Kevin Garnett's back 'feels better' but return up in air

Brooklyn Nets forward Kevin Garnett is defended by

Brooklyn Nets forward Kevin Garnett is defended by San Antonio Spurs center Tiago Splitter in the first half of an NBA basketball game at Barclays Center on Thursday, Feb. 7, 2014. (Credit: Kathleen Malone-Van Dyke)

EAST RUTHERFORD, N.J. - Today's Nets topic: Kevin Garnett's back.

Not his return to action. Rather, an update on the injury -- back spasms -- that has caused him to miss the last 10 games, and will keep him out of at least a few more.

Garnett, a 14-time All-Star in his 19th season, spoke publicly for the first time in three weeks after Thursday's practice session (Garnett did not participate).

"Feeling better,'' he said. "Looking forward to being back out there.
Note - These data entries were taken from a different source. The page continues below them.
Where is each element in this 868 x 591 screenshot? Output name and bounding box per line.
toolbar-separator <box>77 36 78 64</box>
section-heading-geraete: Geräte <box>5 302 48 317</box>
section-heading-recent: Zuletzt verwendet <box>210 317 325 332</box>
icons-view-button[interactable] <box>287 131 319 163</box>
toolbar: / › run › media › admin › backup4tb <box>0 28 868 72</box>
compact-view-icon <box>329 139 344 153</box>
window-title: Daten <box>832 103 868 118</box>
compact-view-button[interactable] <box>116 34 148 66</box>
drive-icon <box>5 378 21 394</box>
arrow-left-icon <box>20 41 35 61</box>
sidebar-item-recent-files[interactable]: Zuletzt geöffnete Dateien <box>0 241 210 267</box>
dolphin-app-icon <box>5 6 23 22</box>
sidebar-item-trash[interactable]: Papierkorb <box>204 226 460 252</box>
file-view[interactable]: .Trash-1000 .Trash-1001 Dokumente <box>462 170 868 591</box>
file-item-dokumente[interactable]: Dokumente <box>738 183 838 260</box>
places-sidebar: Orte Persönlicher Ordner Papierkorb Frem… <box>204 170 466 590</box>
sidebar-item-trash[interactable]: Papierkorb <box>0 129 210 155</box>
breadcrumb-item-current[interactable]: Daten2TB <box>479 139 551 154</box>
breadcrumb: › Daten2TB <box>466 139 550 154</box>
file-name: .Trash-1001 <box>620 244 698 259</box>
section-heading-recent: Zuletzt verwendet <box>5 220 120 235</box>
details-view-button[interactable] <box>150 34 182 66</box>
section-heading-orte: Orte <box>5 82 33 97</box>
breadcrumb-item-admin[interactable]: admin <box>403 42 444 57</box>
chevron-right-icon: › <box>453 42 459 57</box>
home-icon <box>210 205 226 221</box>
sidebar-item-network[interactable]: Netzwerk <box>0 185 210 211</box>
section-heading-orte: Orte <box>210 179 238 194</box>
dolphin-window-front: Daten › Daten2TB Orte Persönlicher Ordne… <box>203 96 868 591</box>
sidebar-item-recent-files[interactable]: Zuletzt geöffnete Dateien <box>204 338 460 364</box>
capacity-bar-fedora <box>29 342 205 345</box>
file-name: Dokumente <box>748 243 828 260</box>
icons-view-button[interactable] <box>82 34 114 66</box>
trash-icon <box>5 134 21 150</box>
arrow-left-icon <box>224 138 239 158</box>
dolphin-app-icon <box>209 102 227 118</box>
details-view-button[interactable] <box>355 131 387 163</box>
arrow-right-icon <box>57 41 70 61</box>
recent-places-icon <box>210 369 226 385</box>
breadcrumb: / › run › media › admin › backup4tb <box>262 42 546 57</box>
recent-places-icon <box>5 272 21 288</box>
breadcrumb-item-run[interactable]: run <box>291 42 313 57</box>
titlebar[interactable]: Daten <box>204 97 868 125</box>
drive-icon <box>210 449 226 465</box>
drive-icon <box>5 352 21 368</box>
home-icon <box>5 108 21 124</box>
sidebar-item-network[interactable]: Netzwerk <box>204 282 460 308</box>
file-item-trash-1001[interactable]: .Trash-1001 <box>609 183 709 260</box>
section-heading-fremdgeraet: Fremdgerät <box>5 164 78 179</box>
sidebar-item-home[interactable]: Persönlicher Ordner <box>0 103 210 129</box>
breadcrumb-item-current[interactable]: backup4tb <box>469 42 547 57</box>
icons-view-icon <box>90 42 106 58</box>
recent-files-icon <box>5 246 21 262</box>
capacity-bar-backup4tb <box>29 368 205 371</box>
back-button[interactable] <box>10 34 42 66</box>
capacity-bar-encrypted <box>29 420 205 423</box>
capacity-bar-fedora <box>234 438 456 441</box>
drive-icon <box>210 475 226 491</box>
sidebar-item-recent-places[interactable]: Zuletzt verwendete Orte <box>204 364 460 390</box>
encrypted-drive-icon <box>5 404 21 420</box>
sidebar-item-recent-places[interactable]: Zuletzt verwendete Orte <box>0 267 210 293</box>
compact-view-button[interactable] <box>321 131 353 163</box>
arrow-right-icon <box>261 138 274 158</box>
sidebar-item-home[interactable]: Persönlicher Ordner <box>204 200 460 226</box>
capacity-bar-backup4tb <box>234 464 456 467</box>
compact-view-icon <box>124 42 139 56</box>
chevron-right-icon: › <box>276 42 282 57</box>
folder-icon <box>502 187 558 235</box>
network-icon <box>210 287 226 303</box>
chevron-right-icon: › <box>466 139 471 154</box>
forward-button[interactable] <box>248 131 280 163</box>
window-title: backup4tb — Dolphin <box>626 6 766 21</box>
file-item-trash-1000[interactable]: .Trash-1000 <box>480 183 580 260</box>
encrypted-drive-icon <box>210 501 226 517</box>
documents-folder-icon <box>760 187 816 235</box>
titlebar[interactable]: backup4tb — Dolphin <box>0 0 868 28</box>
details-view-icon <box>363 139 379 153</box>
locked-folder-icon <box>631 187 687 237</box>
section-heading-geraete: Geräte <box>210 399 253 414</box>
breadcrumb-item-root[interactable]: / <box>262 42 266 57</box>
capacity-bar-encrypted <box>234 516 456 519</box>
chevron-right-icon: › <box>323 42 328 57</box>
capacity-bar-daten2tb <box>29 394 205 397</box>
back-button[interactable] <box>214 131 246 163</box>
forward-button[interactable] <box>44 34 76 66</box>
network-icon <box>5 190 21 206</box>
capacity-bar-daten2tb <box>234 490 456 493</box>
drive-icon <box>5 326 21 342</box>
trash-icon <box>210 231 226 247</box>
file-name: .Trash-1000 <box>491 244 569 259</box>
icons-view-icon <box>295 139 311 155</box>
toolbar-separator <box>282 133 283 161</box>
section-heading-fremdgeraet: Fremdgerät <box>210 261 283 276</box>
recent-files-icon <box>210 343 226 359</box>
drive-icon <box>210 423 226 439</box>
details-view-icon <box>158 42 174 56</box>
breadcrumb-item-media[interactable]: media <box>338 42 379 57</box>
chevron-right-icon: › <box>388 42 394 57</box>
Not going to go into details and specifics but just knowing I'm getting stronger. The process is going very well. Had a bit of a setback when I tried to come back the other night [March 10], but other than that, I've been getting stronger ever since. Working on different dynamics and it's working for me. And I'm looking to be back soon.''

Following Friday night's's home game against Boston, the Nets will embark on a three-game trip, and Garnett said he had not yet discussed with team officials whether he will travel with them. Jason Kidd said he first wants to see Garnett "be able to practice, get some work in'' before setting a timetable on his return.

"This is a world I haven't been a part of,'' said Garnett, 37, who hadn't experienced back trouble in his career. "I like to think that I've been known for my strong back and shoulders. But this is what it is.

"The most frustrating part about this is that you just can't push through this. The back obviously deals with the legs, the lower part of the body, the core, your hand movements, your breathing. A lot of it comes into play.

"So it's not like an ankle where I can muscle through it, a knee or an arm, neck, something. This is damn near your [entire] body, so I have a whole new respect for it all. Through this whole thing I've been learning, learning. That's been helping my process and keeping me from being so frustrated, and I feel like I'm getting better.''

Garnett, who leads the team in rebounds (6.7 per game), has sought advice from reserve Andrei Kirilenko, who missed 26 games early this season with a similar injury. Meanwhile, in Garnett's absence, the Nets have won eight of 10 games and 6-11 rookie Mason Plumlee has blocked nine shots to push his season total to 41, surpassing Garnett's previous team lead of 36.

Garnett insisted he was not surprised.

"Mason is growing,'' Garnett said. "So I'm happy and proud of how the guys are playing together, and more importantly for Mason, his progression.''

For the time being, then, Garnett's backup remains a topic.